We are ready to run the new file!

- To check that the model is loaded correctly, we need to start MLflow in the directory ```web-service-mlflow/```, where we saved all artifacts.

```
(mlops-zoomcamp) $ mlflow server --backend-store-uri sqlite:///backend.db --default-artifact-root ./artifacts_local
```
We can now run again:
```
$ python score.py green 2021 2 068bda10a3ed4b73a771df771161f60a
```
we get the output file ```green_2021-01.parquet``` stored in ```batch-prefect/output/```. We can also see the logs in Prefect:

![title](images/prefect1.png)

### 4.6.3 Create Prefect Project & deployment

In order to proceed with the deployment, we will use Prefect Projects to manage and maintain our different deployments.
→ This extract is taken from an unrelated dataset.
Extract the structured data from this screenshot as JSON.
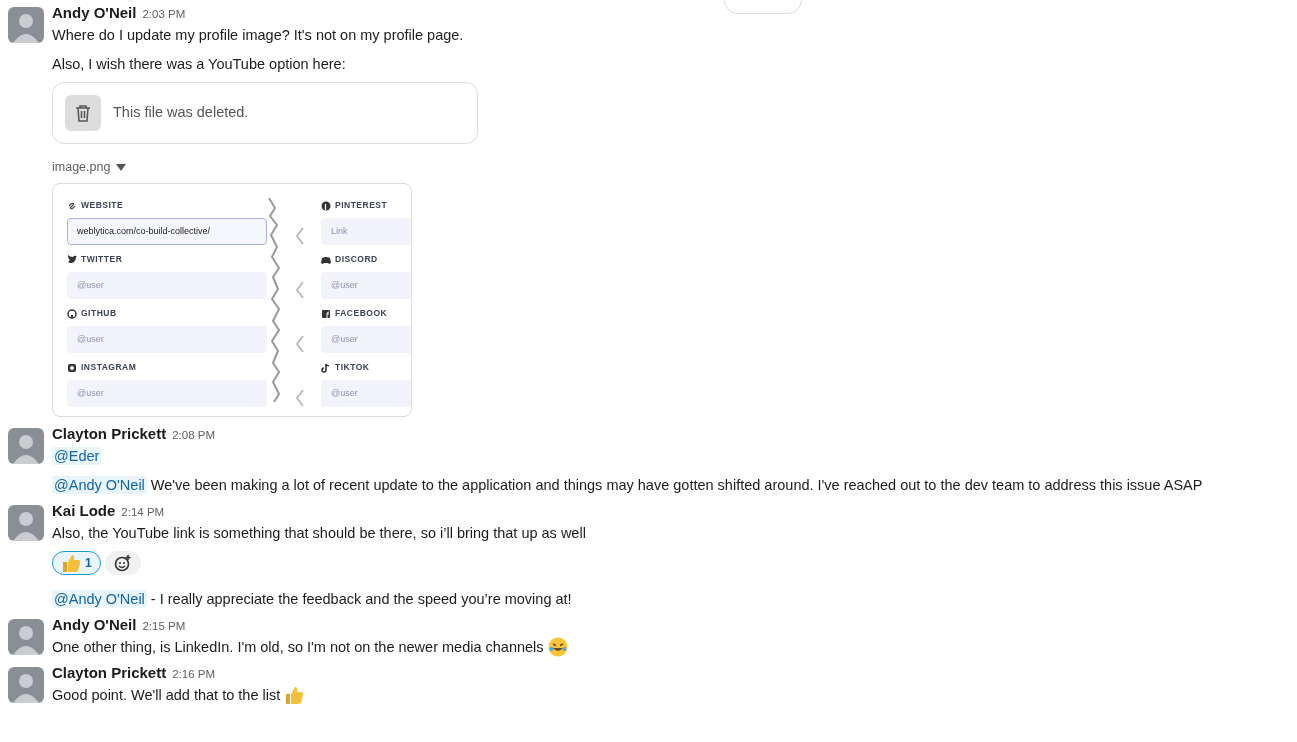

By using Projects we add another layer of abstraction (group different deployments together). To initialize a Project within ```batch-prefect/```:

```(mlops-zoomcamp) $ prefect project init```

which will create different ```.yaml``` files within the directory to set the project up and running. 
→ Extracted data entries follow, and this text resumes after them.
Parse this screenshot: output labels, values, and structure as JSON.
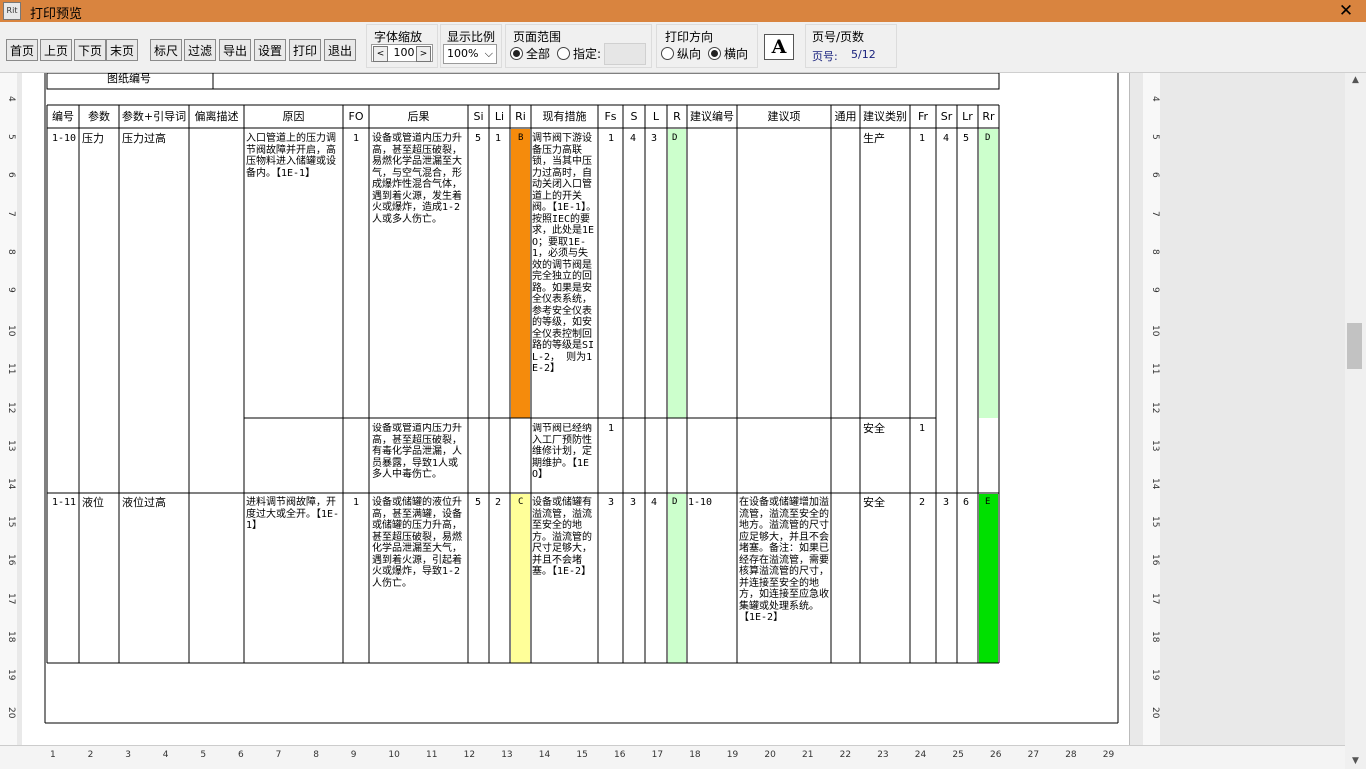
{
  "window": {
    "title": "打印预览",
    "app_icon_text": "Rit"
  },
  "toolbar": {
    "nav_buttons": [
      "首页",
      "上页",
      "下页",
      "末页"
    ],
    "action_buttons": [
      "标尺",
      "过滤",
      "导出",
      "设置",
      "打印",
      "退出"
    ],
    "font_zoom": {
      "label": "字体缩放",
      "value": "100",
      "dec": "<",
      "inc": ">"
    },
    "display_ratio": {
      "label": "显示比例",
      "value": "100%"
    },
    "page_range": {
      "label": "页面范围",
      "all": "全部",
      "specified": "指定:"
    },
    "orientation": {
      "label": "打印方向",
      "portrait": "纵向",
      "landscape": "横向"
    },
    "font_button": "A",
    "page_info": {
      "label": "页号/页数",
      "prefix": "页号:",
      "value": "5/12"
    }
  },
  "table": {
    "drawing_label": "图纸编号",
    "headers": [
      "编号",
      "参数",
      "参数+引导词",
      "偏离描述",
      "原因",
      "FO",
      "后果",
      "Si",
      "Li",
      "Ri",
      "现有措施",
      "Fs",
      "S",
      "L",
      "R",
      "建议编号",
      "建议项",
      "通用",
      "建议类别",
      "Fr",
      "Sr",
      "Lr",
      "Rr"
    ],
    "colors": {
      "orange": "#f58b0c",
      "light_green": "#ccffcc",
      "yellow": "#ffff99",
      "green": "#00e000"
    },
    "row1": {
      "id": "1-10",
      "param": "压力",
      "guideword": "压力过高",
      "deviation": "",
      "cause": "入口管道上的压力调节阀故障并开启，高压物料进入储罐或设备内。【1E-1】",
      "fo": "1",
      "consequence": "设备或管道内压力升高，甚至超压破裂，易燃化学品泄漏至大气，与空气混合，形成爆炸性混合气体，遇到着火源，发生着火或爆炸，造成1-2人或多人伤亡。",
      "si": "5",
      "li": "1",
      "ri": "B",
      "measures": "调节阀下游设备压力高联锁，当其中压力过高时，自动关闭入口管道上的开关阀。【1E-1】。按照IEC的要求，此处是1EO；要取1E-1，必须与失效的调节阀是完全独立的回路。如果是安全仪表系统，参考安全仪表的等级，如安全仪表控制回路的等级是SIL-2， 则为1E-2】",
      "fs": "1",
      "s": "4",
      "l": "3",
      "r": "D",
      "rec_no": "",
      "rec": "",
      "general": "",
      "category": "生产",
      "fr": "1",
      "sr": "4",
      "lr": "5",
      "rr": "D"
    },
    "row1b": {
      "consequence": "设备或管道内压力升高，甚至超压破裂，有毒化学品泄漏，人员暴露，导致1人或多人中毒伤亡。",
      "measures": "调节阀已经纳入工厂预防性维修计划，定期维护。【1EO】",
      "fs": "1",
      "category": "安全",
      "fr": "1"
    },
    "row2": {
      "id": "1-11",
      "param": "液位",
      "guideword": "液位过高",
      "deviation": "",
      "cause": "进料调节阀故障，开度过大或全开。【1E-1】",
      "fo": "1",
      "consequence": "设备或储罐的液位升高，甚至满罐，设备或储罐的压力升高，甚至超压破裂，易燃化学品泄漏至大气，遇到着火源，引起着火或爆炸，导致1-2人伤亡。",
      "si": "5",
      "li": "2",
      "ri": "C",
      "measures": "设备或储罐有溢流管，溢流至安全的地方。溢流管的尺寸足够大，并且不会堵塞。【1E-2】",
      "fs": "3",
      "s": "3",
      "l": "4",
      "r": "D",
      "rec_no": "1-10",
      "rec": "在设备或储罐增加溢流管，溢流至安全的地方。溢流管的尺寸应足够大，并且不会堵塞。备注：如果已经存在溢流管，需要核算溢流管的尺寸，并连接至安全的地方，如连接至应急收集罐或处理系统。【1E-2】",
      "general": "",
      "category": "安全",
      "fr": "2",
      "sr": "3",
      "lr": "6",
      "rr": "E"
    }
  },
  "rulers": {
    "vertical": [
      "4",
      "5",
      "6",
      "7",
      "8",
      "9",
      "10",
      "11",
      "12",
      "13",
      "14",
      "15",
      "16",
      "17",
      "18",
      "19",
      "20"
    ],
    "horizontal": [
      "1",
      "2",
      "3",
      "4",
      "5",
      "6",
      "7",
      "8",
      "9",
      "10",
      "11",
      "12",
      "13",
      "14",
      "15",
      "16",
      "17",
      "18",
      "19",
      "20",
      "21",
      "22",
      "23",
      "24",
      "25",
      "26",
      "27",
      "28",
      "29"
    ]
  }
}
1. We can now create a work pool in the Prefect UI. We name it ```local-work```

2. We get the desired flow (```score.py:ride_duration_prediction```) deployed by running:

```
(mlops-zoomcamp) $ prefect deploy score.py:ride_duration_prediction -n my-first-deployment -p local-work
```

We can see now the new deployment in Prefect UI:

![title](images/prefect2.png)

### 4.6.4 Running deployment

1. To execute flow runs from the deployment set up in 4.6.3, start a worker that pulls work from 
the ```local-work``` work pool

```
(mlops-zoomcamp) $ prefect worker start --pool local-work
```

2. Now we can go to the deployment and launch a quick run. A window will pop up asking for the input parameters:

![title](images/prefect3.png)

**Important**: Make sure that the data you are using is uploaded to your GitHub repo, otherwise it will not find the files and raise an error.